Fig. 3.. Repopulation of peripheral blood (PB) by infused T cells targeting viral and non-viral tumor antigens throughout cancer regression and remission.

(A and B) Reactivity of PB T cells from before (PRE) and after (POST) treatment was assessed by IFN-γ ELISPOT assay against peptides from tumor antigens identified in patient’s infused TIL. (A) Reactivity of PB T cells from patient 3775 from before and 1 month (M) after treatment to peptide pools of HPV16-E6, HPV16-E7 and GP100 (negative control), and mutated (MUT) and wild-type (WT) SETDB1E>D, METTL17E>K, and ALDH1A1N>I 25-mer peptides pulsed on autologous DCs. (B) Reactivity of PB T cells from patient 3853 from before, 0.3 and 5.6 M after treatment to peptide pools of HPV18-E7, KK-LC-1 and GP100 (negative control) pulsed on autologous DCs. T-cell reactivity was measured at 20–24 hours in co-culture assays. Error bars represent standard deviation of duplicate wells. “>” denotes off-scale values. P/I stimulation was used as a positive control in all co-culture experiment. (C and D) Frequency (f) and rank of individual tumor antigen-specific TCRB clonotypes as identified within (C) TIL-3775 and (D) TIL-3853 among PB mononuclear cells (PBMC) pre- and post-treatment (at the indicated months (M)), as determined by TCRB deep sequencing. Pie charts display the sum of the frequencies of individual TCRB clonotypes with indicated tumor antigen specificity in the infused TIL.

Fig. 4.. Programmed cell death 1 (PD-1) expression identifies both viral and non-viral tumor antigen-specific T cells in the circulation of patients with metastatic cervical carcinoma before treatment.

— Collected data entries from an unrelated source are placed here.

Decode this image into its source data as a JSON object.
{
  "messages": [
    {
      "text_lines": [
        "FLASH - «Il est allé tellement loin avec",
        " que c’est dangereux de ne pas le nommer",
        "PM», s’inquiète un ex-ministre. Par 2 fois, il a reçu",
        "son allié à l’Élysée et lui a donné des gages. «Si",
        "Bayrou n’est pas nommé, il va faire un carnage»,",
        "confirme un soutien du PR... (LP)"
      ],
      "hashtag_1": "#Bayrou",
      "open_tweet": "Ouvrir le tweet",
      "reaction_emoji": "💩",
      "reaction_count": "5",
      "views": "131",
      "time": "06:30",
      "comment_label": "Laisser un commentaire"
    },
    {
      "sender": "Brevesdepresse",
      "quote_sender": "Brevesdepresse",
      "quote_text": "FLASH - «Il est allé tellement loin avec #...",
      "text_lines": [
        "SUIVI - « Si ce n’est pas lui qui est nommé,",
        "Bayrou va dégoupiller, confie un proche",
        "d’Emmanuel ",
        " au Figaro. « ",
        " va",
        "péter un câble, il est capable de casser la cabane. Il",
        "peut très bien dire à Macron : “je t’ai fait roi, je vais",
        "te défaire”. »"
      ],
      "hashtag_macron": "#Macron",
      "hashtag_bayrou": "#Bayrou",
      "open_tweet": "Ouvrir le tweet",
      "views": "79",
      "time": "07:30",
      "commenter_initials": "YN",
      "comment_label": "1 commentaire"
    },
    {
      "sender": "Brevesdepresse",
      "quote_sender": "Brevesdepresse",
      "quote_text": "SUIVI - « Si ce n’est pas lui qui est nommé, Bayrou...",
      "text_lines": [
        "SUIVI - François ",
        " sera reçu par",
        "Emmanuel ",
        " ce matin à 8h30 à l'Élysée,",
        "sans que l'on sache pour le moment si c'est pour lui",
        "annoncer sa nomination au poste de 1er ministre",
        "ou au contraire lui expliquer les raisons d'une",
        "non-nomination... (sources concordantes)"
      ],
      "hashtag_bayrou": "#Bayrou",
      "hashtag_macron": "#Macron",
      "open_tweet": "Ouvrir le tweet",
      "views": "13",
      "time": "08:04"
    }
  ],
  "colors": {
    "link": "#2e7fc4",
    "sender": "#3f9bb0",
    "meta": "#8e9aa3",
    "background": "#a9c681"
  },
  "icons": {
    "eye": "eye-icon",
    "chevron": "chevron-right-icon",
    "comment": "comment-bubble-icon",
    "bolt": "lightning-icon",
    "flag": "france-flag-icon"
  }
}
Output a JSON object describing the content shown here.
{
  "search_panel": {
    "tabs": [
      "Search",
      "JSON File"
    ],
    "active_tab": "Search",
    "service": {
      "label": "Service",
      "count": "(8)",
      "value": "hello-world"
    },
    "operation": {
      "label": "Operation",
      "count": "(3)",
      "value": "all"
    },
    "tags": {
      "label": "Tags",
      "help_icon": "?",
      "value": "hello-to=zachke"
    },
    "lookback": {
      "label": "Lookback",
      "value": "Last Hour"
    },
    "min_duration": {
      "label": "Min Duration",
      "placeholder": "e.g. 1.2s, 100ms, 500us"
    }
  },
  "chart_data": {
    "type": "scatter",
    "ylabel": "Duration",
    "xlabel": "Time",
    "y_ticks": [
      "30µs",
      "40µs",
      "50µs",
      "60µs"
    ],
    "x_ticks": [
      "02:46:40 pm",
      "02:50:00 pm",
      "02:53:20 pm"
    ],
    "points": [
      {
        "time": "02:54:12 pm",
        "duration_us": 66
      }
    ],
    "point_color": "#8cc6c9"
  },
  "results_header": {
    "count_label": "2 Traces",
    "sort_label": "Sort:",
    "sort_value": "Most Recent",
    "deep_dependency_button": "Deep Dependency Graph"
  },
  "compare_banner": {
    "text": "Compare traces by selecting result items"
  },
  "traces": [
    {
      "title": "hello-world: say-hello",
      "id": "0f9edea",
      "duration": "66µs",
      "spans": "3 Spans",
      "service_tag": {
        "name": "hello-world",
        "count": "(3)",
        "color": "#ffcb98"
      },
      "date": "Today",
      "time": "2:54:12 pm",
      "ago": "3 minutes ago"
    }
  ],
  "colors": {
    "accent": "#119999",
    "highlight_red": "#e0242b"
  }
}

(A) Expression of PD-1 on CD4+ and CD8+ T cells from PB before treatment for (left) patient 3775 and (right) patient 3853. (B and C) Frequency of individual tumor antigen-specific TCRB clonotypes as identified for (B) patient 3775 in TIL-3775 and for (C) patient 3853 in TIL-3853 (Fig. 2D) within sorted PD-1− and PD-1+ PB CD4+ and CD8+ T-cell subsets was determined by TCRB deep sequencing analysis. Graphs display CD4+ and CD8+ clonotypes. The specificity of each TCRB clonotype and its rank in the infused TIL is indicated next to the symbol. ND in (B) indicates clonotypes not detected (<0.001%) in sorted PD-1− population (symbols shown on the x-axis).